Belki bu şirketlerin arasında RobCo Endüstrileri doğru düzgün yönetilen, iyi bir performans gösteren ve kaynaklarını koruyan bir kurum olabilir çünkü onun başındaki isim de Robert House. Kendisini (bıyıklı karakter) final bölümündeki Vault-Tec toplantısında görüyoruz. Oyunlarda da New Vegas’ın başındaki isim olarak biliniyor. Öyle ki NCR’ı bir müşteriler ülkesi olarak tanımlayıp kendi planlarını 20 yılda teknoloji endüstrisini sürdürülebilir bir hâle getireceği, 50 yılda yörüngeye yeniden insanlar göndereceği ve 100 yıl içinde başka gezegenlere koloni gemilerini yollayacağı şeklinde tanımlıyor. Bu tarafıyla eski-yeni çatışmasının yeni tarafına koyuyor ağırlığını.
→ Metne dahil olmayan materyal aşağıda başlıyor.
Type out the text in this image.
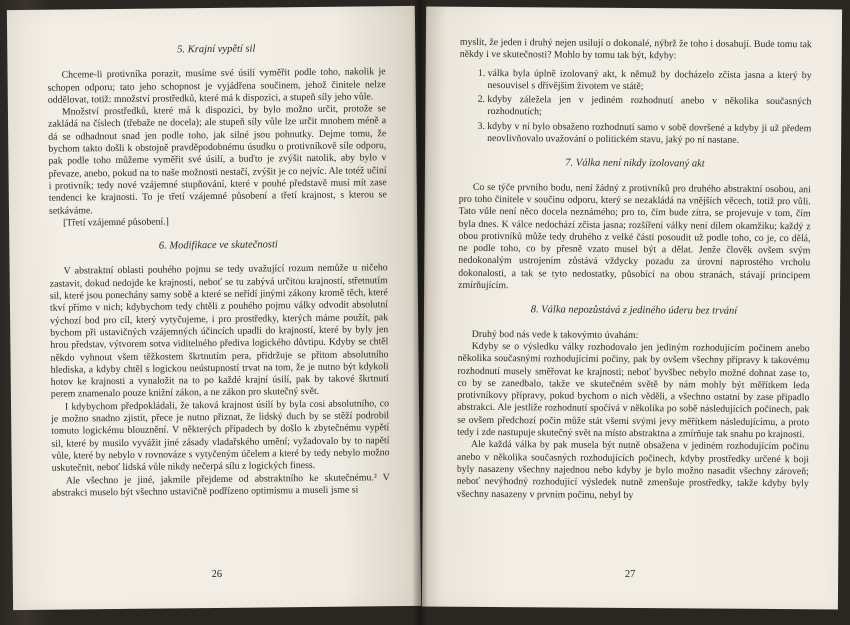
5. Krajní vypětí sil

Chceme-li protivníka porazit, musíme své úsilí vyměřit podle toho, nakolik je schopen odporu; tato jeho schopnost je vyjádřena součinem, jehož činitele nelze oddělovat, totiž: množství prostředků, které má k dispozici, a stupeň síly jeho vůle.

Množství prostředků, které má k dispozici, by bylo možno určit, protože se zakládá na číslech (třebaže ne docela); ale stupeň síly vůle lze určit mnohem méně a dá se odhadnout snad jen podle toho, jak silné jsou pohnutky. Dejme tomu, že bychom takto došli k obstojně pravděpodobnému úsudku o protivníkově síle odporu, pak podle toho můžeme vyměřit své úsilí, a buďto je zvýšit natolik, aby bylo v převaze, anebo, pokud na to naše možnosti nestačí, zvýšit je co nejvíc. Ale totéž učiní i protivník; tedy nové vzájemné stupňování, které v pouhé představě musí mít zase tendenci ke krajnosti. To je třetí vzájemné působení a třetí krajnost, s kterou se setkáváme.

[Třetí vzájemné působení.]

6. Modifikace ve skutečnosti

V abstraktní oblasti pouhého pojmu se tedy uvažující rozum nemůže u ničeho zastavit, dokud nedojde ke krajnosti, neboť se tu zabývá určitou krajností, střetnutím sil, které jsou ponechány samy sobě a které se neřídí jinými zákony kromě těch, které tkví přímo v nich; kdybychom tedy chtěli z pouhého pojmu války odvodit absolutní výchozí bod pro cíl, který vytyčujeme, i pro prostředky, kterých máme použít, pak bychom při ustavičných vzájemných účincích upadli do krajností, které by byly jen hrou představ, výtvorem sotva viditelného předivа logického důvtipu. Kdyby se chtěl někdo vyhnout všem těžkostem škrtnutím pera, přidržuje se přitom absolutního hlediska, a kdyby chtěl s logickou neústupností trvat na tom, že je nutno být kdykoli hotov ke krajnosti a vynaložit na to po každé krajní úsilí, pak by takové škrtnutí perem znamenalo pouze knižní zákon, a ne zákon pro skutečný svět.

I kdybychom předpokládali, že taková krajnost úsilí by byla cosi absolutního, co je možno snadno zjistit, přece je nutno přiznat, že lidský duch by se stěží podrobil tomuto logickému blouznění. V některých případech by došlo k zbytečnému vypětí sil, které by musilo vyvážit jiné zásady vladařského umění; vyžadovalo by to napětí vůle, které by nebylo v rovnováze s vytyčeným účelem a které by tedy nebylo možno uskutečnit, neboť lidská vůle nikdy nečerpá sílu z logických finess.

Ale všechno je jiné, jakmile přejdeme od abstraktního ke skutečnému.² V abstrakci muselo být všechno ustavičně podřízeno optimismu a museli jsme si

26

myslit, že jeden i druhý nejen usilují o dokonalé, nýbrž že toho i dosahují. Bude tomu tak někdy i ve skutečnosti? Mohlo by tomu tak být, kdyby:

1. válka byla úplně izolovaný akt, k němuž by docházelo zčista jasna a který by nesouvisel s dřívějším životem ve státě;
2. kdyby záleželа jen v jediném rozhodnutí anebo v několika současných rozhodnutích;
3. kdyby v ní bylo obsaženo rozhodnutí samo v sobě dovršené a kdyby ji už předem neovlivňovalo uvažování o politickém stavu, jaký po ní nastane.
7. Válka není nikdy izolovaný akt

Co se týče prvního bodu, není žádný z protivníků pro druhého abstraktní osobou, ani pro toho činitele v součinu odporu, který se nezakládá na vnějších věcech, totiž pro vůli. Tato vůle není něco docela neznámého; pro to, čím bude zítra, se projevuje v tom, čím byla dnes. K válce nedochází zčista jasna; rozšíření války není dílem okamžiku; každý z obou protivníků může tedy druhého z velké části posoudit už podle toho, co je, co dělá, ne podle toho, co by přesně vzato musel být a dělat. Jenže člověk ovšem svým nedokonalým ustrojením zůstává vždycky pozadu za úrovní naprostého vrcholu dokonalosti, a tak se tyto nedostatky, působící na obou stranách, stávají principem zmírňujícím.

8. Válka nepozůstává z jediného úderu bez trvání

Druhý bod nás vede k takovýmto úvahám:

Kdyby se o výsledku války rozhodovalo jen jediným rozhodujícím počinem anebo několika současnými rozhodujícími počiny, pak by ovšem všechny přípravy k takovému rozhodnutí musely směřovat ke krajnosti; neboť byvšbec nebylo možné dohnat zase to, co by se zanedbalo, takže ve skutečném světě by nám mohly být měřítkem leda protivníkovy přípravy, pokud bychom o nich věděli, a všechno ostatní by zase připadlo abstrakci. Ale jestliže rozhodnutí spočívá v několika po sobě následujících počinech, pak se ovšem předchozí počin může stát všemi svými jevy měřítkem následujícímu, a proto tedy i zde nastupuje skutečný svět na místo abstraktna a zmírňuje tak snahu po krajnosti.

Ale každá válka by pak musela být nutně obsažena v jediném rozhodujícím počinu anebo v několika současných rozhodujících počinech, kdyby prostředky určené k boji byly nasazeny všechny najednou nebo kdyby je bylo možno nasadit všechny zároveň; neboť nevýhodný rozhodující výsledek nutně zmenšuje prostředky, takže kdyby byly všechny nasazeny v prvním počinu, nebyl by

27
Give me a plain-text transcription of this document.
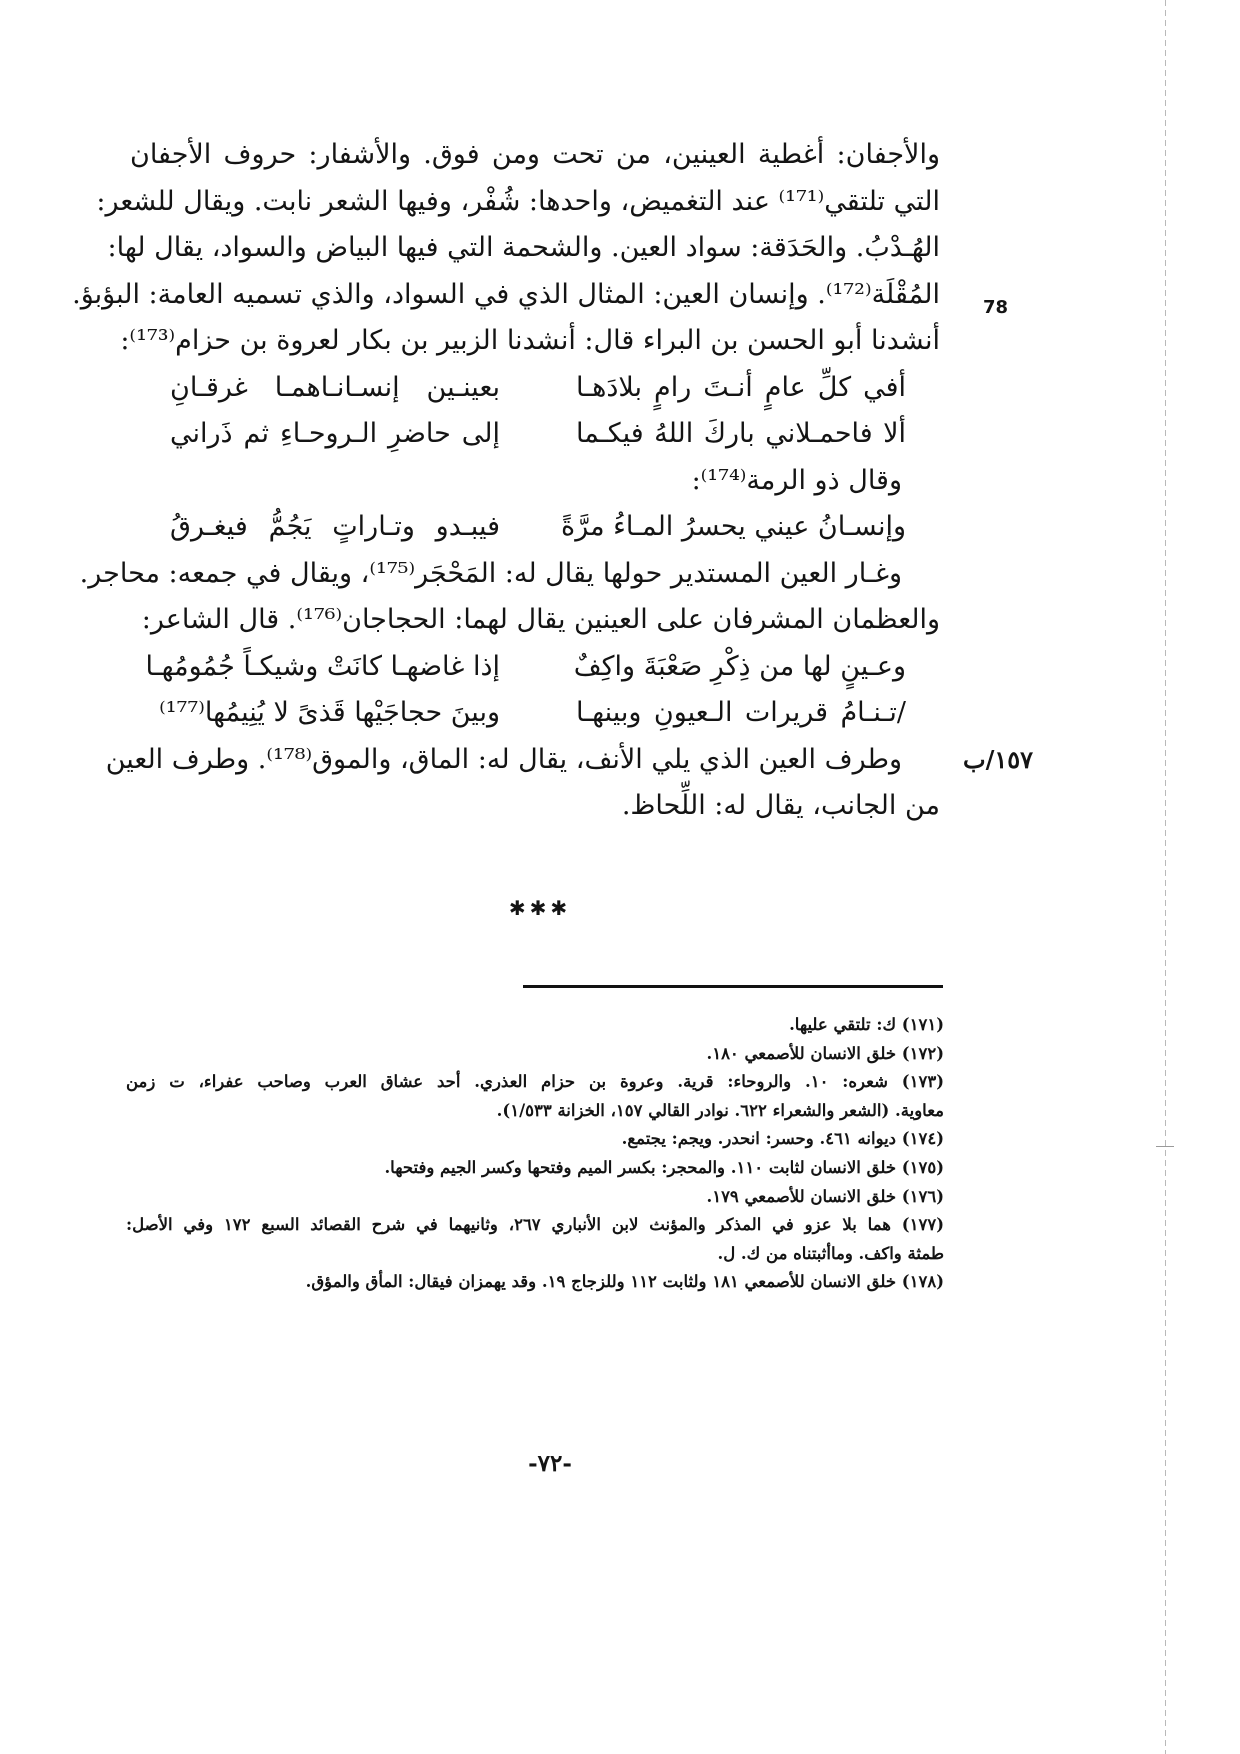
78
١٥٧/ب
والأجفان: أغطية العينين، من تحت ومن فوق. والأشفار: حروف الأجفان
التي تلتقي⁽¹⁷¹⁾ عند التغميض، واحدها: شُفْر، وفيها الشعر نابت. ويقال للشعر:
الهُـدْبُ. والحَدَقة: سواد العين. والشحمة التي فيها البياض والسواد، يقال لها:
المُقْلَة⁽¹⁷²⁾. وإنسان العين: المثال الذي في السواد، والذي تسميه العامة: البؤبؤ.
أنشدنا أبو الحسن بن البراء قال: أنشدنا الزبير بن بكار لعروة بن حزام⁽¹⁷³⁾:
أفي كلِّ عامٍ أنـتَ رامٍ بلادَهـا
بعينـين إنسـانـاهمـا غرقـانِ
ألا فاحمـلاني باركَ اللهُ فيكـما
إلى حاضرِ الـروحـاءِ ثم ذَراني
وقال ذو الرمة⁽¹⁷⁴⁾:
وإنسـانُ عيني يحسرُ المـاءُ مرَّةً
فيبـدو وتـاراتٍ يَجُمُّ فيغـرقُ
وغـار العين المستدير حولها يقال له: المَحْجَر⁽¹⁷⁵⁾، ويقال في جمعه: محاجر.
والعظمان المشرفان على العينين يقال لهما: الحجاجان⁽¹⁷⁶⁾. قال الشاعر:
وعـينٍ لها من ذِكْرِ صَعْبَةَ واكِفٌ
إذا غاضهـا كانَتْ وشيكـاً جُمُومُهـا
/تـنـامُ قريرات الـعيونِ وبينهـا
وبينَ حجاجَيْها قَذىً لا يُنِيمُها⁽¹⁷⁷⁾
وطرف العين الذي يلي الأنف، يقال له: الماق، والموق⁽¹⁷⁸⁾. وطرف العين
من الجانب، يقال له: اللِّحاظ.
✱✱✱
(١٧١) ك: تلتقي عليها.
(١٧٢) خلق الانسان للأصمعي ١٨٠.
(١٧٣) شعره: ١٠. والروحاء: قرية. وعروة بن حزام العذري. أحد عشاق العرب وصاحب عفراء، ت زمن
معاوية. (الشعر والشعراء ٦٢٢. نوادر القالي ١٥٧، الخزانة ١/٥٣٣).
(١٧٤) ديوانه ٤٦١. وحسر: انحدر. ويجم: يجتمع.
(١٧٥) خلق الانسان لثابت ١١٠. والمحجر: بكسر الميم وفتحها وكسر الجيم وفتحها.
(١٧٦) خلق الانسان للأصمعي ١٧٩.
(١٧٧) هما بلا عزو في المذكر والمؤنث لابن الأنباري ٢٦٧، وثانيهما في شرح القصائد السبع ١٧٢ وفي الأصل:
طمثة واكف. وماأثبتناه من ك. ل.
(١٧٨) خلق الانسان للأصمعي ١٨١ ولثابت ١١٢ وللزجاج ١٩. وقد يهمزان فيقال: المأق والمؤق.
-٧٢-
Vault-Tec’in kendisine dönersek aslında her bir Vault’ta ayrı deneyler yapılma planı bu toplantıyla veya şirketlerin önerisiyle olan bir şey değil. ABD’nin örgütlenmiş derin devleti olan Enclave içinde (bu gruba başka yazılarda kesinlikle dönmek istiyorum) evet şirket yöneticileri olmakla beraber siyasetçiler, sanatçılar, gazeteciler, komutanlar ve buna benzer pek çok etkili ve güçlü isim var. Sığınaklarda yapılan deneyler de bir Enclave planı. Bu deneylerin sonuçları doğrudan Enclave üslerine aktarılıyor ve kendi işleyişlerinde kullanılıyor. Grubun teknolojik üstünlüğünün bir parçası da buradan geliyor.
Tabii Vault-Tec sığınak denetmenlerine Enclave görevlileri geldiği zaman kapılarını açmamaları gerektiğini söylemiş olsa da ilk Fallout oyunlarındaki örneklerle de buna yer yer uyulmadığını görüyoruz. Zaten savaş sonrasına geldiğimiz zaman şirketten geriye kalan en ufak bir iz bile bulamadık oyunlarda. Bu açılardan da yine dizinin zaman çizgisi ile oyunların zaman çizgisinin farklı olduğunu anlayabiliyoruz. Hatta bu farklılık 2277’deki patlamayla da sınırlı kalmıyor, ta 2077 öncesine kadar uzanıyor.
Mütevazı Bir Eleştiri
Şu ana kadar konuştuğumuz yenilikler, değişimler, farklılıklar daha önce de belirttiğim gibi bir olumsuz eleştiri niteliğinde değil. Baştan baştan aynı şeyleri görmektense yeni bir Fallout tarihi, yeni bir Fallout dünyası görmek beni heyecanlandırdı. “Acaba geçmişte başka neler oldu?” veya “Acaba daha neler değişti?” gibi soruları sormak sanki yeni bir Fallout oyununda yeni bir zindana girmişim gibi hissettiriyor. Merak ve gizem her zamanki gibi orada duruyor, bizleri bekliyor.
Yine de eleştireceğimi söylediğim noktaya gelmek istiyorum. Sanki Fallout dizisi, hikâyeye ve hikâyeleştirmeye fazla odaklanmış gibi. Sanki Jonathan Nolan, Jonathan Nolanlaştırmak için biraz zorlamış da önceki işlerinin altında kalan bir hikâye ortaya çıkarmış gibi. Bütün hikâyeleri bir araya getirmeye çalışıp en sonunda anlatı kırılmalarıyla, çeşitli şaşırtılarla bizleri yamultmak için kendini zorlamış ama ortaya da çokça gördüğümüz, iyice alıştığımız bir durum çıkmış gibi.
Mesela bu Fallout dizisi sırasında çok fazla yerleşim gördük. Bu yerleşimlerin biraz daha üzerine gidilseymiş, her birinin hikâyesi ana akışın içinde daha samimi bir şekilde yedirilseymiş çok güzel olacakmış. Dizinin başardığı pek çok diğer noktaya bakınca da zaten yazarların ve yönetmenlerin oyunlara yabancı olmadıklarını, oyunlarda hissettikleri şeyleri diziye yansıttıklarını görebiliyoruz. Eğer ki yazarlar biraz daha bağımsız bıraksalarmış akışı, bence başarabilirlermiş. Yeni bir anlatı modeli denemektense kendi bildiklerini yapmaya çalışıp ortalama bir hikâye sunmuşlar gibi geliyor. Benim mütevazı düşüncem budur, peki siz ne düşünüyorsunuz?